Yelm Public Works Director Advises Council Against Immediate Reductions in Rates Due to COVID-19 Crisis


As the city of Yelm works with its ratepayers and customers during the financial uncertainty that has come about due to the ongoing coronavirus crisis, the city council is considering additional action to temporarily lower the city’s water and sewer rates to further assist residents.

Discussion was had on the subject at the Yelm City Council’s April 7 study session, during which council members voiced differing opinions on moving forward with a measure with financial uncertainty on the city’s side.

Interim Public Works Director Stephen Clark said he would caution the council against lowering rates, especially during the early stages of the overarching national crisis.

The week prior to the meeting, at a regular business meeting, council member Joe DePinto made the suggestion to lower water and sewer rates by roughly 90 percent of what they currently are.

His suggestion, which received a warm response from other members at the meeting, came just after the council passed two ordinances that gives ratepayers the ability to work with the city for the next year if they need to defer water or sewer payments or pay over time.

So far, one customer has utilized the payment deferment option, City Administrator Michael Grayum said.

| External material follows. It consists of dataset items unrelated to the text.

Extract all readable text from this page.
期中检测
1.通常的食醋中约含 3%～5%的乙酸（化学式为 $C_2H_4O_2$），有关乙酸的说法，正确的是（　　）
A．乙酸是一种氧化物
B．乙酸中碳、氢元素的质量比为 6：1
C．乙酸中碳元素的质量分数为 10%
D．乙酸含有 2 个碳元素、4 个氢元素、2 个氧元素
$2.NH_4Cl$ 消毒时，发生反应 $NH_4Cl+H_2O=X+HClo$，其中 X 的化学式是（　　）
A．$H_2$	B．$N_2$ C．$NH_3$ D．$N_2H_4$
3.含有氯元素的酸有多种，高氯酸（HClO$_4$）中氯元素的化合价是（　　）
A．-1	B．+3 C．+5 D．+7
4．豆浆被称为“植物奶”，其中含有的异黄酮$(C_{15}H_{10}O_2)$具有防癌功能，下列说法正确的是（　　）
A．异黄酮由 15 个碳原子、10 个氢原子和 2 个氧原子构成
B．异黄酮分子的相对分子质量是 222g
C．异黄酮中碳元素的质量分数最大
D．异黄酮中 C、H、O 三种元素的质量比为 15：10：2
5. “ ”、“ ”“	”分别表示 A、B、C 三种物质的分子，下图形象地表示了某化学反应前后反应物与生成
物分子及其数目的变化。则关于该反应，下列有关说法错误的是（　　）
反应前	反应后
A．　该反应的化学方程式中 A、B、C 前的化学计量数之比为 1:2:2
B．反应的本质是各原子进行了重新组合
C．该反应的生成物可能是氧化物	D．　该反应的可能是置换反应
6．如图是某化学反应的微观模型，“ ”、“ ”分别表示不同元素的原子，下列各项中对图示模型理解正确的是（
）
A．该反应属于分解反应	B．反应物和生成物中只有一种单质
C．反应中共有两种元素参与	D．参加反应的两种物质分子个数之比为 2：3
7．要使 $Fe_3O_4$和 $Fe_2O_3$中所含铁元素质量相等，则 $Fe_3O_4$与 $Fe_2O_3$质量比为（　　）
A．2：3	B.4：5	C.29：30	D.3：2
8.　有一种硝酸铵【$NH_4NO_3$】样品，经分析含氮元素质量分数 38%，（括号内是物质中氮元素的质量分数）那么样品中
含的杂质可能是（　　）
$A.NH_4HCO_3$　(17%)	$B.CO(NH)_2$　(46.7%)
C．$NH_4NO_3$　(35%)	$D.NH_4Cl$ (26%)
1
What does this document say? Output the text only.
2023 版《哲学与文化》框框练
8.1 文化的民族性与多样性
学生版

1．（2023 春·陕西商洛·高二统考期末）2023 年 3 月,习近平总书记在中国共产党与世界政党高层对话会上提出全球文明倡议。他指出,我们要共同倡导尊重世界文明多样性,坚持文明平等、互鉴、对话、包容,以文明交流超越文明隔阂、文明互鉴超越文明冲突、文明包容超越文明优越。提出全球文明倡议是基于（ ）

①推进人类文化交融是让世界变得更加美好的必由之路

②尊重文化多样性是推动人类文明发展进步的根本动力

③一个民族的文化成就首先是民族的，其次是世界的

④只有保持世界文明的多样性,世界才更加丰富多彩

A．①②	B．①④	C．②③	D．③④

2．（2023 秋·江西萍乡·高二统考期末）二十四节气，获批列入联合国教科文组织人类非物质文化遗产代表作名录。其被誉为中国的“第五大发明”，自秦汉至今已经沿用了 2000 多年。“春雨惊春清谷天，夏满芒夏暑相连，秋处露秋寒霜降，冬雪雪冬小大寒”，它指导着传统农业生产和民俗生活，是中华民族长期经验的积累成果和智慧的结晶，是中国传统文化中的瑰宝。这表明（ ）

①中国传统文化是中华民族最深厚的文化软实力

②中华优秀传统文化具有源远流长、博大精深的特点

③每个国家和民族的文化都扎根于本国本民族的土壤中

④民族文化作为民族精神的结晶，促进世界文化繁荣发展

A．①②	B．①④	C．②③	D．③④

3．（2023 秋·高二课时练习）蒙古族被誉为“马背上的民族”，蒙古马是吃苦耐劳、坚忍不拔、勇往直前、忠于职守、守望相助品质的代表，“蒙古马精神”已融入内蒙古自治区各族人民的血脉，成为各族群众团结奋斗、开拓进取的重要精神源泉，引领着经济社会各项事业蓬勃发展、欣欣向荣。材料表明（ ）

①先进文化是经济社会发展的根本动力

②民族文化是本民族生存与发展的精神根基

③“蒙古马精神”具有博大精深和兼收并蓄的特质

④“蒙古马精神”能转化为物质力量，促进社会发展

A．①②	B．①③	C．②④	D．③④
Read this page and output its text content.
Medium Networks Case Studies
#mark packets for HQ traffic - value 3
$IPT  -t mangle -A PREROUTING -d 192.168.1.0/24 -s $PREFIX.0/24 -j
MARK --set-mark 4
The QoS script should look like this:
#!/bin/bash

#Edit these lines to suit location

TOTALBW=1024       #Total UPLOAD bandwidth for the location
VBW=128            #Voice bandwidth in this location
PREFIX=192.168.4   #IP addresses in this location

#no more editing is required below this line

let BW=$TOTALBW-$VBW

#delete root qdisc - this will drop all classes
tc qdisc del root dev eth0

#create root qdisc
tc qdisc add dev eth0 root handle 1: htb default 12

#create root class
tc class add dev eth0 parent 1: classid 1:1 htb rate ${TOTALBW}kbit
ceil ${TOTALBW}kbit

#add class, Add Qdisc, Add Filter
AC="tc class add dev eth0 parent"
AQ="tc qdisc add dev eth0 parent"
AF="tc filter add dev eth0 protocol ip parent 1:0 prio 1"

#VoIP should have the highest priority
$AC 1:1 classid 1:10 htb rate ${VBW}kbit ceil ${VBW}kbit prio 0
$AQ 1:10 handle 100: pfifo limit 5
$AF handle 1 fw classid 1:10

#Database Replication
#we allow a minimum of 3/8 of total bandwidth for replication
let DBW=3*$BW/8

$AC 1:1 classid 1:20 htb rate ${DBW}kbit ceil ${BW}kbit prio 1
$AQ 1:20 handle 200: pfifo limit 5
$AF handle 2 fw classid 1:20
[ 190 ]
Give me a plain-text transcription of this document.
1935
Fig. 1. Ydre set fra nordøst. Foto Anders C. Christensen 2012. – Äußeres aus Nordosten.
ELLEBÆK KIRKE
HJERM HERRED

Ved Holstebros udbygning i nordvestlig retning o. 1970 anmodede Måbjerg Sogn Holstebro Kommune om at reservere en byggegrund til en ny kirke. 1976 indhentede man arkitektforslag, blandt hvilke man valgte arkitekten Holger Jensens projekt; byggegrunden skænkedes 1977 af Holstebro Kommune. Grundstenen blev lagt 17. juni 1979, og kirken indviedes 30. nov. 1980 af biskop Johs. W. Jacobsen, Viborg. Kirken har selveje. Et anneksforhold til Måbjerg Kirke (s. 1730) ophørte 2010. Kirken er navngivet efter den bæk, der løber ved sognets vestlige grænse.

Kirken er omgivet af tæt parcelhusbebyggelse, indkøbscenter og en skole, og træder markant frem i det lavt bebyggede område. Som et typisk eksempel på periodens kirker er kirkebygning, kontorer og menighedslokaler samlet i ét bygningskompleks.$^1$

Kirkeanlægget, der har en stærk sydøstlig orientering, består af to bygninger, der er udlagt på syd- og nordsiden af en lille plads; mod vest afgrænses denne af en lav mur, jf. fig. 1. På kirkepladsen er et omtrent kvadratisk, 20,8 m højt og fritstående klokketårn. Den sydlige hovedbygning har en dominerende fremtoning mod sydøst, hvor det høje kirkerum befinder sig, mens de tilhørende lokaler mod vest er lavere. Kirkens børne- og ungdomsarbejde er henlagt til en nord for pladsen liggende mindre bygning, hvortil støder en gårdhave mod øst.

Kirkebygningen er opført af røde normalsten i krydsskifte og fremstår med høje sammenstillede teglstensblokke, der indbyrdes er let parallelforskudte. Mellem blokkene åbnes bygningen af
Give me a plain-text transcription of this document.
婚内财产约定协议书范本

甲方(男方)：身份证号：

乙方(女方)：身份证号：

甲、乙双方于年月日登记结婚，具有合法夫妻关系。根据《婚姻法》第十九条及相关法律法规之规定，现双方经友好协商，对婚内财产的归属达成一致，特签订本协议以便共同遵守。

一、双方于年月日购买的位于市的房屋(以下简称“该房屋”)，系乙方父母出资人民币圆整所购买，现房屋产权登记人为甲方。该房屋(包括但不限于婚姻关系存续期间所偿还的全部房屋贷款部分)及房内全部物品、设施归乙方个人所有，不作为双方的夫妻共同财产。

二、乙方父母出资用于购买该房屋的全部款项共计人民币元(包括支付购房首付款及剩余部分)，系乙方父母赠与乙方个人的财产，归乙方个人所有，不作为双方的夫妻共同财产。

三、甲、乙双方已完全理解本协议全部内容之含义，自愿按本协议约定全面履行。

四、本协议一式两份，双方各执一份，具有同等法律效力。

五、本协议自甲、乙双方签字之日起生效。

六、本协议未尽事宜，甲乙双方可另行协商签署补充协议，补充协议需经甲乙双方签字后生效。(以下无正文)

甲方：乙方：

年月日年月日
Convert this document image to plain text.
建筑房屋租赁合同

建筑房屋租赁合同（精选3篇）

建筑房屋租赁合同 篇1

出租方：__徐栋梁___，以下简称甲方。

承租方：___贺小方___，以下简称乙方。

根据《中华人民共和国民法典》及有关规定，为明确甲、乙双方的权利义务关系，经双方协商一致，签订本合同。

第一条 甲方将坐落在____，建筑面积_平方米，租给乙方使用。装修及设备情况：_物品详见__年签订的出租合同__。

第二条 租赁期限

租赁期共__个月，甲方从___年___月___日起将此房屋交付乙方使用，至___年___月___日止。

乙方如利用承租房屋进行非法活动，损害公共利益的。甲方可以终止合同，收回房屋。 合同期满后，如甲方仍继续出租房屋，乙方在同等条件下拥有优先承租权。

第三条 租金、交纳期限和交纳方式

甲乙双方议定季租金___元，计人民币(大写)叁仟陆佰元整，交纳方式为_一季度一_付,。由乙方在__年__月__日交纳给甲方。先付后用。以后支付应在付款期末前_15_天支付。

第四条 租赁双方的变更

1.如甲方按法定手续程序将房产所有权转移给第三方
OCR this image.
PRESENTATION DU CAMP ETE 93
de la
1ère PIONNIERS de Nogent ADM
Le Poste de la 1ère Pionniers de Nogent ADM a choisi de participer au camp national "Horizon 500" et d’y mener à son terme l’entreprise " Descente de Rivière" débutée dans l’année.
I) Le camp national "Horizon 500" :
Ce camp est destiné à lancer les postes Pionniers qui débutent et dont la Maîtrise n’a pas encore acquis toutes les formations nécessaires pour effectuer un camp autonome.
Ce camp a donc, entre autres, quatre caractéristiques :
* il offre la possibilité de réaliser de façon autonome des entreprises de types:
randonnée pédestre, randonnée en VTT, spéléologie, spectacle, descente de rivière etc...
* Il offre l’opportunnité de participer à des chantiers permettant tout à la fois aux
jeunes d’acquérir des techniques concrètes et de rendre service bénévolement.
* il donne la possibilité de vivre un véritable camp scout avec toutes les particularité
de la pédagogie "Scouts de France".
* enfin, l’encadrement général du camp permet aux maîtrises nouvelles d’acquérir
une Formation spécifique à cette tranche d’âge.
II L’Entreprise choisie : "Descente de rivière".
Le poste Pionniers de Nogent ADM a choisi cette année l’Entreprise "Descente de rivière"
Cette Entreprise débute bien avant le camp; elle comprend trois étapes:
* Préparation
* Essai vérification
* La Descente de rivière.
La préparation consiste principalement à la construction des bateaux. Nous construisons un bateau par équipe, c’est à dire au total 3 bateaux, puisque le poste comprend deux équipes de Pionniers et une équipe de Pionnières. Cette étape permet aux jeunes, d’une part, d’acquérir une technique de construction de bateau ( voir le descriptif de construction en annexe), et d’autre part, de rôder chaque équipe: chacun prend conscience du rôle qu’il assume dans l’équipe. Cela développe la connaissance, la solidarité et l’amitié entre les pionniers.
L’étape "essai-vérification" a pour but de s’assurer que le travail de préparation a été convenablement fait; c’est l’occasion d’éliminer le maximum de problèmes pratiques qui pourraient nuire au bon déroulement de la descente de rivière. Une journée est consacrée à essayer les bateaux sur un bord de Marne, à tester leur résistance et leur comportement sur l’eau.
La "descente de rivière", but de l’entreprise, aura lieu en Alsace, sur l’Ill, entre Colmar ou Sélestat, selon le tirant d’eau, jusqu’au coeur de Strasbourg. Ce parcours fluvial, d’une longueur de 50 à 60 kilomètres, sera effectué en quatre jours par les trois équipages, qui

“At this point, I’d caution you very much so to not reduce the rates, but to look at this thing over a longer haul and get the analysis in terms of what the rate impacts are,” Clark said at the April 7 meeting. “We at the Public Works Department will do our utmost to see if in fact this drags on, where we could make some substantive cuts to lessen any rate increases and bring about some cost savings.”

He added that he felt slashing rates temporarily, even by as little as 25 percent at this point in time, it would be too premature.

The city’s financial department over the next 30 days will work to bring forward a more detailed plan on what temporary rate decreases could mean for the city’s financial health.

“Having looked at the rates for the last six months or so, and looking at the maintenance and operation, I will tell you that it’s not a big, rich enterprise. Most of these revenues that you generate in are basically covering costs with some set aside for major emergencies, and some set aside for capital projects and the like,” Clark said of the Public Works revenue.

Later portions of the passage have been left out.